Sunday, April 26, 2009

Friday 30 january

I'm having a hard time of it. I'm falling apart at the seams, irritable, exploding and yelling in rage, here in my house, all alone. I came home yesterday and my path was plowed in again and I could see the mailman's tracks -- he did not deliver my mail. I had to climb over that snowbank again, and shovel the heavy icy stuff again, wondering just how many times in a 24 hour period do I have to shovel. Truly. I had barely the energy to make supper. I made a bowl of popcorn and ate a slab of cheese while it popped. I had cocoa afterward. The I pretty much went to bed, chilled and shivering, with a headache and sinus pain, wondering if I was getting sick again. It took me awhile to warm up but I finally did and slept fairly well. It is cloudy out this morning and I would guess in the teens. We only walked on snowmobile tracks or the road. I hadn't the energy for anything else. It was an abbreviated walk. We will take a long one tomorrow.

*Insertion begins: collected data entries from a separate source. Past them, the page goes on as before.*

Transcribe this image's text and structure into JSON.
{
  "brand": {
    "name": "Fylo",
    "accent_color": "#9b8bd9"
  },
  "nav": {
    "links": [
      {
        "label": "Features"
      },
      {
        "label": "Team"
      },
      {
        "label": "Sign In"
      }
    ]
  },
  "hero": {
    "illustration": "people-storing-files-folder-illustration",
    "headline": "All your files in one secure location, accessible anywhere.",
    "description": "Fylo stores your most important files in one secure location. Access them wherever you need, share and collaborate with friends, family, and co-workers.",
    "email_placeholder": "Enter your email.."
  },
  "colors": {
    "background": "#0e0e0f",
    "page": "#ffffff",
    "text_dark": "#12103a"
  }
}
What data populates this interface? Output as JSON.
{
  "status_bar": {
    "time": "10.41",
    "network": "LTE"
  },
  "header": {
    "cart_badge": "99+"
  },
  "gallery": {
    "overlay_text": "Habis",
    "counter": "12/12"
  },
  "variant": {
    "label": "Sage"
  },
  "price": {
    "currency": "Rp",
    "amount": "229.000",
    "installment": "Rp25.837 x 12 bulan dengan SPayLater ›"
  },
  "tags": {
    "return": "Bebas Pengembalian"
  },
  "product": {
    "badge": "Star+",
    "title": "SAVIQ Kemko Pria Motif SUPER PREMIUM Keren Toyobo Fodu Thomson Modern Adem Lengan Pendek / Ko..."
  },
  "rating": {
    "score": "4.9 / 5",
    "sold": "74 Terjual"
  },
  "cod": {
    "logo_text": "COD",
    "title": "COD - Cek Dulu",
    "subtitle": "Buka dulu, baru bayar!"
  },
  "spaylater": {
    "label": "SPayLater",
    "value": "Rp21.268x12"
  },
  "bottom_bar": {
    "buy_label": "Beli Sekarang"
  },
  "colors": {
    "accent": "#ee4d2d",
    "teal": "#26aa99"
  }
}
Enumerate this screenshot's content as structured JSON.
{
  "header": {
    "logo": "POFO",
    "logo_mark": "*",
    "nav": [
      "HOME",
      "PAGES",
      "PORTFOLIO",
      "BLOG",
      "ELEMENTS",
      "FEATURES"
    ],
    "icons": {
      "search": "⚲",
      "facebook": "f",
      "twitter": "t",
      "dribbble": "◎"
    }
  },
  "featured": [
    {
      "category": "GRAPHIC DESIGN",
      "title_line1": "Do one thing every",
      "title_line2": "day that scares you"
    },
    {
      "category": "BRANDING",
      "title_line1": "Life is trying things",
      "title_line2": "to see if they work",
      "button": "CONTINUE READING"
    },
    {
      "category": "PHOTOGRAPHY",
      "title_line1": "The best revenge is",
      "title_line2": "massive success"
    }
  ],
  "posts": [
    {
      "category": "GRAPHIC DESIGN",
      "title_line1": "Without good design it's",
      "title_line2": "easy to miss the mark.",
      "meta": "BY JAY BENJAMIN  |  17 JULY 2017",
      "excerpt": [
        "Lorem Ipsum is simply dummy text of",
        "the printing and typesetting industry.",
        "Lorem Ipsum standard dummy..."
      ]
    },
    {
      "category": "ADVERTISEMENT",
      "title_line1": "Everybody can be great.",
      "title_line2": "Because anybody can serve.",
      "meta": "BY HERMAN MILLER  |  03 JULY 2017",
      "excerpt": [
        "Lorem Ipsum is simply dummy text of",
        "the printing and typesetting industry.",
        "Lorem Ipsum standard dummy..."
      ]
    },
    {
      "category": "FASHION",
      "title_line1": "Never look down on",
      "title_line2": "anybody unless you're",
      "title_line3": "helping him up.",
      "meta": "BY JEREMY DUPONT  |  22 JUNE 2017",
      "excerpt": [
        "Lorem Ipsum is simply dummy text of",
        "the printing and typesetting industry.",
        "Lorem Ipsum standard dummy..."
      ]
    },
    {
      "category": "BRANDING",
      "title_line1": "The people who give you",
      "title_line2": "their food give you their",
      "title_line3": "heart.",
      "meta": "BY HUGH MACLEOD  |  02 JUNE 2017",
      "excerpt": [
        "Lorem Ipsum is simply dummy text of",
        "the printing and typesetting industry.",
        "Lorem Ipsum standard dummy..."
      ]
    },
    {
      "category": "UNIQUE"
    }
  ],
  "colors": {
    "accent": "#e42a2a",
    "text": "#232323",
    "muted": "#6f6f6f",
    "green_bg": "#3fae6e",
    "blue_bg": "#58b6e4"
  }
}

And then the Scripture was about Moses and the Israelites in the desert, them complaining that they would have preferred to die full of food in the fleshpots of Egypt to starving in the desert, which they believe will be their fate. How I could relate to all that. Tho in all my yelling, I have not yelled at God. Just at the hard circumstances of life, currently. Actually I did yell a little bit, it could have been construed as to God but really it was just me complaining in the wilderness that it is too hard, too heavy and I cannot do all that needs to be done. I cannot do this alone. I am doing the best I can and becoming exhausted in the process and still it isn't good enough and I become so frustrated and irritable at it all. Afraid. Alone. Agitated. Anxious. Uneasy. Exhausted.

And then the continuing choir drama -- of me not going, of D insisting I go, making it all about her and not understanding the depth of how difficult this is for me. I would yell at her if she spoke to me about it right now. I would yell. I am in the yelling place. I am that far at the end of my rope. It is not pretty. I haven't even the energy to pretend it is. The weight of this winter is killing me. Too cold, too heavy, too massive. I feel small, and inadequate and very alone. Every time I come home and see the little path to my house plowed in, I feel like the world hates me.

My glasses are ready. I want to go get them ASAP. C said she might be able to take me tomorrow. I need to confirm that. If she can't, I might ask Mel. I need someone to take me. I hate feeling so helpless. I hate the demands of the larger world. I wish it would all leave me alone, and this fucking snow, what a burden. Of course CW at work had an even harder day -- he started out by shoveling and then they had him clean the production area (candle) floor -- all that wax. Needing to be scraped and removed. Sounded to me like a circle in hell. He didn't even pretend he wasn't exhausted. Life sucks! I hate it. I am all raggedy and torn open. I am so alone. I feel so alone. It is so hard to do all this.